[Date Prev][Date Next][Thread Prev][Thread Next][Date Index][Thread Index]

Re: [Condor-users] "Failed to open as standard output" error




On Tue, 14 Feb 2006, Jaime Frey wrote:

> On Feb 10, 2006, at 3:56 PM, Ilya Narsky wrote:
> 
> > We installed condor-6.7.13.x86_rh_9 on a testbed cluster at
> > Caltech. Now I am trying to submit a globus job:
> >
> > [narsky@citgrid3 OSG]$ globus-job-run
> > citgrid3.cacr.caltech.edu:2119/jobmanager-condor /bin/date
> >
> > The job becomes idle and never finishes.

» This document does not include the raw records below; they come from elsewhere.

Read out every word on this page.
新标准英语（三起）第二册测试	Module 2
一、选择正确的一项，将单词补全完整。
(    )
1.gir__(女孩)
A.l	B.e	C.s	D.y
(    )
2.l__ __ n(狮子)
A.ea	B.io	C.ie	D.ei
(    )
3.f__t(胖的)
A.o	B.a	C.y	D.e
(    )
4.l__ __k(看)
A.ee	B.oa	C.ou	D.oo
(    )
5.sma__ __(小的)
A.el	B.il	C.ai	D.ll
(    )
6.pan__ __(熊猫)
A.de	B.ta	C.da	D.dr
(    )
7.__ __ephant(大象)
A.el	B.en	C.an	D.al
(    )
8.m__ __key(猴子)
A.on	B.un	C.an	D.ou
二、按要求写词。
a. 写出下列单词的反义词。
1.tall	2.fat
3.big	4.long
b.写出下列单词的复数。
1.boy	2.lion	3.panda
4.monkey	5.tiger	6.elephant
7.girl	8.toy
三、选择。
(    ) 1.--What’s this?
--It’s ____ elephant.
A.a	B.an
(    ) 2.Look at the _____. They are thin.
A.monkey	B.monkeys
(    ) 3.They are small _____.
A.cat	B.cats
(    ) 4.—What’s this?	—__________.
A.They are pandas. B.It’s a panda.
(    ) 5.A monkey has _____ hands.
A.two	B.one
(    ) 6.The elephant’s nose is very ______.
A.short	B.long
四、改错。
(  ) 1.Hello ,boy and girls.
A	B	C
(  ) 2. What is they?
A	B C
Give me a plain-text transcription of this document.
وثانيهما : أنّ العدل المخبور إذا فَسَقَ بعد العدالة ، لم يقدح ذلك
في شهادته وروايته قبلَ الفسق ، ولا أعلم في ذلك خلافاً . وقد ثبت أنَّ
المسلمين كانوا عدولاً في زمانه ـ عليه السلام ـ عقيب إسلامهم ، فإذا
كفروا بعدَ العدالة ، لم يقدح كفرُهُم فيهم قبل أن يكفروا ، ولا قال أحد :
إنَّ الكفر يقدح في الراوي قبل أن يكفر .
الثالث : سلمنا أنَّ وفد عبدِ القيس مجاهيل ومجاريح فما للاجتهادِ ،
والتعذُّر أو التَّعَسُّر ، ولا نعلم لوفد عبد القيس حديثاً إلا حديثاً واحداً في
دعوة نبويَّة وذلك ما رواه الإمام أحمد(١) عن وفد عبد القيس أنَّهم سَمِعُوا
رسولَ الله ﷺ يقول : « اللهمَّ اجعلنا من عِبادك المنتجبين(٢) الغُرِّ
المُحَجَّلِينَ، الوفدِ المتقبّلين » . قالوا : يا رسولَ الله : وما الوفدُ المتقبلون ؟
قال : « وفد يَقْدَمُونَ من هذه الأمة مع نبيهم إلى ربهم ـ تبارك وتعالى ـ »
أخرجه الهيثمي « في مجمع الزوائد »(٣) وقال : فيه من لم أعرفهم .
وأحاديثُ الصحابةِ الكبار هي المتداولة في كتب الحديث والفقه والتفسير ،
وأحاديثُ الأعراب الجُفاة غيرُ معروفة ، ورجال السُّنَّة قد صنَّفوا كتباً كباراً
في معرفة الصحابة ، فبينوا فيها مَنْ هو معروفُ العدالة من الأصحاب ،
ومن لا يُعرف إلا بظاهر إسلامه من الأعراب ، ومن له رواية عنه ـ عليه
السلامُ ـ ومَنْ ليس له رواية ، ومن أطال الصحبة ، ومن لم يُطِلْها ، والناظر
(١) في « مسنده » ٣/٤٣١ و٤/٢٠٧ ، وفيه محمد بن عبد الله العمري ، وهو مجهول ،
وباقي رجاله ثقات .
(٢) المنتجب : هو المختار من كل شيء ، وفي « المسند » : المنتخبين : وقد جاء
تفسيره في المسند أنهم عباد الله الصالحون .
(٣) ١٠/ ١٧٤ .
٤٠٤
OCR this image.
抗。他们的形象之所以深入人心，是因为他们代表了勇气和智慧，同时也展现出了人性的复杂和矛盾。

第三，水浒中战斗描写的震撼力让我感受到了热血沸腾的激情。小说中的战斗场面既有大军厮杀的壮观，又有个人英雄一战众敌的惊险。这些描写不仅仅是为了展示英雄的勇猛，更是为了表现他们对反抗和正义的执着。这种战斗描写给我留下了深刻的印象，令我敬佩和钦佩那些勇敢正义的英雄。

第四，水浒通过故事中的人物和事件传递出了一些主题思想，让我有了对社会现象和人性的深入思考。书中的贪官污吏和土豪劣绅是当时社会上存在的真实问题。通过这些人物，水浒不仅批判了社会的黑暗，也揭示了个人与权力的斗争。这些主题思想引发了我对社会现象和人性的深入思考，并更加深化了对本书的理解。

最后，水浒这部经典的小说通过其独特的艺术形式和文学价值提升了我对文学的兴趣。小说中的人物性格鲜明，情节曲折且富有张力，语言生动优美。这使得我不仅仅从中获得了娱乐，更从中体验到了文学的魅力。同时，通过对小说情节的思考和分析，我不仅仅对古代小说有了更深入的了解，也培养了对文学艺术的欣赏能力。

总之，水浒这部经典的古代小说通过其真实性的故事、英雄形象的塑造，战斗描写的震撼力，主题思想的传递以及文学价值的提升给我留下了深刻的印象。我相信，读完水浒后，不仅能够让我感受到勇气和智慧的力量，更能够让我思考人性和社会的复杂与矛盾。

StarterLog.vm1 on the worker
> > node shows this error:
> >
> ...
> > 2/10 12:21:05 Failed to open
> > '/home/narsky/.globus/job/citgrid3.cacr.caltech.edu/ 
> > 18520.1139599210/stdout'
> > as standard output: No such file or directory (errno 2)
> > 2/10 12:21:05 Failed to open
> > '/home/narsky/.globus/job/citgrid3.cacr.caltech.edu/ 
> > 18520.1139599210/stderr'
> > as standard error: No such file or directory (errno 2)
> 
> Is /home/narsky/.globus/job on a shared filesystem?

Yes, nfs.

We reinstalled condor (mostly because we wanted to move it to a different
location), and now there is another error about UidDomain before the old
'Failed to open' error in StarterLog.vm1 for the worker node.
UID_DOMAIN is set to 'local' in both headnode and global condor_config 
files.

Thanks in advance,  -Ilya

2/14 11:02:21 Using config file: /home/condor/condor_config
2/14 11:02:21 Using local config files: 
/apps/condor/condor/hosts/compute-0-0/condor_config.local
2/14 11:02:21 DaemonCore: Command Socket at <192.168.0.253:33937>
2/14 11:02:21 Done setting resource limits
2/14 11:02:21 Communicating with shadow <192.168.0.254:49538>
2/14 11:02:21 Submitting machine is "citgrid3.cacr.caltech.edu"
2/14 11:02:21 ERROR: the submitting host claims to be in our UidDomain 
(local), yet its hostname (citgrid3.cacr.caltech.edu) does not match
2/14 11:02:21 Starting a VANILLA universe job with ID: 5.0
2/14 11:02:21 IWD: /home/narsky
2/14 11:02:21 Failed to open 
'/home/narsky/.globus/job/citgrid3.cacr.caltech.edu/5231.1139943730/stdout' 
as standard output: Permission denied (errno 13)
2/14 11:02:21 Failed to open 
'/home/narsky/.globus/job/citgrid3.cacr.caltech.edu/5231.1139943730/stderr' 
as standard error: Permission denied (errno 13)
2/14 11:02:21 Failed to open some/all of the std files...
2/14 11:02:21 Aborting OsProc::StartJob.
2/14 11:02:21 Failed to start job, exiting
2/14 11:02:21 ShutdownFast all jobs.